The fate of micronucleated cells post X-irradiation detected by live cell imaging

Micronuclei are closely related to DNA damage. The presence of micronuclei in mammalian cells is a common phenomenon post ionizing radiation. The level of micronucleation in tumor cells has been used to predict prognosis after radiotherapy in many cancers. In order to understand how irradiation-induced micronuclei affect cell fate, we performed extensive long-term live cell imaging on X-irradiated nasopharyngeal carcinoma (NPC) cells. To visualize the dynamics of micronuclei more clearly, chromosomes were stably labeled with red fluorescent protein (RFP) by targeting to human histone H2B. Initially, significantly more micronuclei were observed in radiosensitive cells than in radioresistant cells post irradiation.
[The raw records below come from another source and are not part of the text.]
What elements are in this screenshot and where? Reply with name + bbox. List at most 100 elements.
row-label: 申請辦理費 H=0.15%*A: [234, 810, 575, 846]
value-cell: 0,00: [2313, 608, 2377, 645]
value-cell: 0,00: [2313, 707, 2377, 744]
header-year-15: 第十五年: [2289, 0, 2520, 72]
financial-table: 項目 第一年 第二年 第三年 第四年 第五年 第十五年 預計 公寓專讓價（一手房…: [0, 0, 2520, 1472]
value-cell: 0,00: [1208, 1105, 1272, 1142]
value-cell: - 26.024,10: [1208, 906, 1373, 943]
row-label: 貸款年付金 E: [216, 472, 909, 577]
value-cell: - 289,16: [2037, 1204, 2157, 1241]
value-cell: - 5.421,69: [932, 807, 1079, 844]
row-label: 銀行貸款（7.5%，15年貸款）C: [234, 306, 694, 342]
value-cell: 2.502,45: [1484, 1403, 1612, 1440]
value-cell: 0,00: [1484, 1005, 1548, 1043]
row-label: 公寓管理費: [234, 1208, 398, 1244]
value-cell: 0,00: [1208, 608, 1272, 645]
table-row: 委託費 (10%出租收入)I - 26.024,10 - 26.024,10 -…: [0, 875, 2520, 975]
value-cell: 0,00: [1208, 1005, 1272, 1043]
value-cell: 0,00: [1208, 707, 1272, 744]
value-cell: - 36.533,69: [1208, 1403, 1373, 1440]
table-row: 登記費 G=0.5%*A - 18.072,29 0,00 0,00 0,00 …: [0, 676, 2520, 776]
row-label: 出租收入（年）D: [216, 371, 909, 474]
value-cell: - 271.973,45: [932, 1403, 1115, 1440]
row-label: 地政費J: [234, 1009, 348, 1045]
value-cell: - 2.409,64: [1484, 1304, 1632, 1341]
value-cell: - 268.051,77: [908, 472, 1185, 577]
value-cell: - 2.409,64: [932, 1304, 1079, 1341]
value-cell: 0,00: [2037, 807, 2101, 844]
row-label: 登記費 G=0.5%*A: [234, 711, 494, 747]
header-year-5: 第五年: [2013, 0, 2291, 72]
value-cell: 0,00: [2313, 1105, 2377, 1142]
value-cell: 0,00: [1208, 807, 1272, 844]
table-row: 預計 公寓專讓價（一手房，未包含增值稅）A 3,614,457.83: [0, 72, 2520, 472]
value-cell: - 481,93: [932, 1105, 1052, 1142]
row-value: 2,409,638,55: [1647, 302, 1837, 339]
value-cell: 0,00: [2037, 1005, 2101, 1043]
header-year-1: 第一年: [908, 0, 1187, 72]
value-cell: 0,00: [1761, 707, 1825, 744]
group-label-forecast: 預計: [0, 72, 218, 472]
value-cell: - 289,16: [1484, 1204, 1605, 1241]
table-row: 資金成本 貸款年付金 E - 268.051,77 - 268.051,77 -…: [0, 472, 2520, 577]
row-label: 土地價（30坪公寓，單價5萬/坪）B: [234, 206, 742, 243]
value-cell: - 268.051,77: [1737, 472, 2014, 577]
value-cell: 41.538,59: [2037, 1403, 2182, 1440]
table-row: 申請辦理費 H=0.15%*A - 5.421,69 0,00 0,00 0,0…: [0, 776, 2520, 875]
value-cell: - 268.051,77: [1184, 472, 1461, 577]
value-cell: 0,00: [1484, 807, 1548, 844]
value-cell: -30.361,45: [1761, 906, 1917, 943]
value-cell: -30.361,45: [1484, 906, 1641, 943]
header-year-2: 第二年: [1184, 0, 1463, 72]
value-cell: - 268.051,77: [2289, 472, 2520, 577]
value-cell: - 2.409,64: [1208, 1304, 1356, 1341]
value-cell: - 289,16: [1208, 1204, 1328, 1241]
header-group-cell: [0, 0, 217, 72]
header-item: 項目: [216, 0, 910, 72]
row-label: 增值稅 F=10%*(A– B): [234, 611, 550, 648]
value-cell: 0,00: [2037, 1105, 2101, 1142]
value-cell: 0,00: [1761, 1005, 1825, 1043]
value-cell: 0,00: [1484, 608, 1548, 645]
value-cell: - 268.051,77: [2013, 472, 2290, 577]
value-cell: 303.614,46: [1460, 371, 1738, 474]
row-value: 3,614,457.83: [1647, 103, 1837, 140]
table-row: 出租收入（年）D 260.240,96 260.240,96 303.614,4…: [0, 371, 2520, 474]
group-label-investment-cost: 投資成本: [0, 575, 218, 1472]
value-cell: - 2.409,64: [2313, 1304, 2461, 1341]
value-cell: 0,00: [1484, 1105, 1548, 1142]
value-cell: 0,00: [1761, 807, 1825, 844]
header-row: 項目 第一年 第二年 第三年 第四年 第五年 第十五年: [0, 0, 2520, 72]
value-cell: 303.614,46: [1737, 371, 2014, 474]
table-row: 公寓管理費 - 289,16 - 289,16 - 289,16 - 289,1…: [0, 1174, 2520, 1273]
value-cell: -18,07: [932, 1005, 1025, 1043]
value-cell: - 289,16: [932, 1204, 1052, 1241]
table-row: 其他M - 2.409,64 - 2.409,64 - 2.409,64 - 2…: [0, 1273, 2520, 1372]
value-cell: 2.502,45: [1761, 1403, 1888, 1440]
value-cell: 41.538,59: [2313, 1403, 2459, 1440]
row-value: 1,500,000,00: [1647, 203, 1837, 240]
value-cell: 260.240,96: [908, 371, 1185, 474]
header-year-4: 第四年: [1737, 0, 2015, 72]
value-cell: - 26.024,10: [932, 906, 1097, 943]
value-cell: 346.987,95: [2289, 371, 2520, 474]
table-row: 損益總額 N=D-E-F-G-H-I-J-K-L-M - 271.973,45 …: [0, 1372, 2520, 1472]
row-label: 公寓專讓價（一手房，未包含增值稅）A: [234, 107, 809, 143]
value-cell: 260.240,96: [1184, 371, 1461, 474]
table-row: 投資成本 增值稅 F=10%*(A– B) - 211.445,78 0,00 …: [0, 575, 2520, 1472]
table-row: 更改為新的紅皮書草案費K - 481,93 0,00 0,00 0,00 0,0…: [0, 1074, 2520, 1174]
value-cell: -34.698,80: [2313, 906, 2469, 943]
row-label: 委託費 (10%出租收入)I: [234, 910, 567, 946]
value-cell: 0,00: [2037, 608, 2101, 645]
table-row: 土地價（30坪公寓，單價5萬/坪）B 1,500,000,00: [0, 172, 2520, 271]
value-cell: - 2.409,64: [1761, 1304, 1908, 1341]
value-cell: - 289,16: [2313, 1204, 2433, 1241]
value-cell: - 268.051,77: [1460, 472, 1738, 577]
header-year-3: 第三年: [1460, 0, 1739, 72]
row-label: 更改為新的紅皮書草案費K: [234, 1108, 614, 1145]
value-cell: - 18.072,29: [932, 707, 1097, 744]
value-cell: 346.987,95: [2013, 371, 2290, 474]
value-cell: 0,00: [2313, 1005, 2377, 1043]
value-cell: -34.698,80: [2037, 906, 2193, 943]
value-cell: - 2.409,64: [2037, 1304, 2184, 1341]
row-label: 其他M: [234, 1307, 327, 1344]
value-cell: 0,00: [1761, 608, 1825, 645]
Additionally, cells with micronuclei were found to be more likely to die or undergo cell cycle arrest when compared with micronucleus-free cells after irradiation, and the more micronuclei the cells contained the more likely they would die or undergo arrest. Moreover, micronucleated cells showed predisposition to produce daughter cells with micronuclei through chromosome lagging. Fluorescence in situ hybridization using human pan-centromeric probes revealed that about 70% of these micronuclei and lagging chromosomes did not contain centromeric signals. Finally, DNA damage was more severe and p38 stress kinase activity was higher in micronucleated cells than in micronucleus-free cells as shown by phospho-H2AX and phospho-p38 immunofluorescence staining. Altogether, our observations indicated that the presence of micronuclei coupled with activated DNA damage response could compromise the proliferation capacity of irradiated cells, providing the evidence and justification for using micronucleus index as a valuable biomarker of radiosensitivity.